Dopo l’Italia, arrivano, distanziati di molto, la Spagna che si è vista beneficiata per la comunque non disprezzabile somma di 44,3 miliardi e la Grecia, che ha visto un acquisto di bond sovrani da parte della BCE per quasi quaranta miliardi di euro. Ulteriormente staccati, il Portogallo, con 22,8 miliardi di bond e l’Irlanda, a quota 14,2 miliardi.
Una classifica che può essere considerata una fotografia abbastanza fedele delle difficoltà attraversate da alcuni dei paesi dell’eurozona a causa di conti pubblici disastrati e di dissennate politiche che hanno lasciato il fianco scoperto di fronte ai raid della grande speculazione internazionale, costringendo l’Europa ad approntare una serie di politiche difensive di cui l’intervento della Bce a sostegno dei titoli sovrani è stato l’esempio più clamoroso.
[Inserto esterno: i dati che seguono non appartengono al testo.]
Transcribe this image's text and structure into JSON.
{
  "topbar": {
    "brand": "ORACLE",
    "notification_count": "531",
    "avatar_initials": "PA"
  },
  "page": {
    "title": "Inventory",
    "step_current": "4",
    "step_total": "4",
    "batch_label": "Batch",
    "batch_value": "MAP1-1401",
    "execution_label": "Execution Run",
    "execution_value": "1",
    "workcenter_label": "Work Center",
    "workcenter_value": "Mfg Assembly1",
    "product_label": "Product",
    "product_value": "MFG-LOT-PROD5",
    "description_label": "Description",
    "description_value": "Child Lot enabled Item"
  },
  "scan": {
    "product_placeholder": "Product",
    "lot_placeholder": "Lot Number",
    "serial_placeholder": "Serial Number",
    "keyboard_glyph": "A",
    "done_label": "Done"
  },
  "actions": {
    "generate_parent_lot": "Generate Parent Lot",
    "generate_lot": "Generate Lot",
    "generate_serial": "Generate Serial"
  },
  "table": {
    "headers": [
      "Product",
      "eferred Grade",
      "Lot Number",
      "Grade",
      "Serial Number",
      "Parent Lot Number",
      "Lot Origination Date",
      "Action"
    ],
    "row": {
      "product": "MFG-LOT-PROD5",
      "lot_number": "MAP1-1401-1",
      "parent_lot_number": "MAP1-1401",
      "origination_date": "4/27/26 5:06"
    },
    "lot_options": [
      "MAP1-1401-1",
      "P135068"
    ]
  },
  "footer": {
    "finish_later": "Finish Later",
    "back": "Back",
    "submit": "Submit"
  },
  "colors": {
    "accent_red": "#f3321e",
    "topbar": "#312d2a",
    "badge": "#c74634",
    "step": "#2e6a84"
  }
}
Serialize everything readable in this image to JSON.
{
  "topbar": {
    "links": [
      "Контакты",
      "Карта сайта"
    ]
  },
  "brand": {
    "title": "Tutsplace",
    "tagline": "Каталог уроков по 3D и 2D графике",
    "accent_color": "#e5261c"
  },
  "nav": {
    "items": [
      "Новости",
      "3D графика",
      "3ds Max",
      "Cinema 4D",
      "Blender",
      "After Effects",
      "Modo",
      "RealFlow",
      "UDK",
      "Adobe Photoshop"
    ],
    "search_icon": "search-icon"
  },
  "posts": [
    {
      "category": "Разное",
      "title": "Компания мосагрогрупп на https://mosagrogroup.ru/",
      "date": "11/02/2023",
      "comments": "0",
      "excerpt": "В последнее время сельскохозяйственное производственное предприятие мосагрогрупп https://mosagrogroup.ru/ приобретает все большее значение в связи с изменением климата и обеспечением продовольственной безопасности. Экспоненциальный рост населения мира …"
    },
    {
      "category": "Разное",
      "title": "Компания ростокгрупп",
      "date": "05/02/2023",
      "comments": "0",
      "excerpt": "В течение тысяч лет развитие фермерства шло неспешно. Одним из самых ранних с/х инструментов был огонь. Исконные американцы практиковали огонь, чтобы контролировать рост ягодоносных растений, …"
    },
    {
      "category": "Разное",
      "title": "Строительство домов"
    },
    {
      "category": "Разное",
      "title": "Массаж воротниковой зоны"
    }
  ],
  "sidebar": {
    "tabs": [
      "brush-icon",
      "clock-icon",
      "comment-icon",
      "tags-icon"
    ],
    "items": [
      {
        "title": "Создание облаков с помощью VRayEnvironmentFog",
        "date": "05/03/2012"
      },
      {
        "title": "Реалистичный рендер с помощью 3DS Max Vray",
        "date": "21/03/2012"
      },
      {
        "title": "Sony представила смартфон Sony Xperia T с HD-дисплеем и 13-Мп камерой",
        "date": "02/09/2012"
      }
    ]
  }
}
Un intervento che oggi è stato ricordato appunto dalla banca con la diffusione di dati che qualcuno ha interpretato come una sorta di ammonimento al nostro paese. Va infatti ricordato, che una delle condizioni per l’intervento di sostegno riguardava quelle politiche che venivano richieste nella ormai famosa lettera inviata da Trichet a Silvio Berlusconi nell’agosto del 2011, in particolare le riforme del mercato del lavoro e delle pensioni. Riforme che vennero poi attuate da Mario Monti.
Secondo alcuni osservatori, la mossa della BCE andrebbe interpretata perciò come un monito all’Italia affinché dopo le elezioni, e qualunque sia il governo che ne uscirà, il nostro paese continui sulla strada del risanamento intrapreso nel periodo in cui Mario Monti ha tenuto le redini del governo.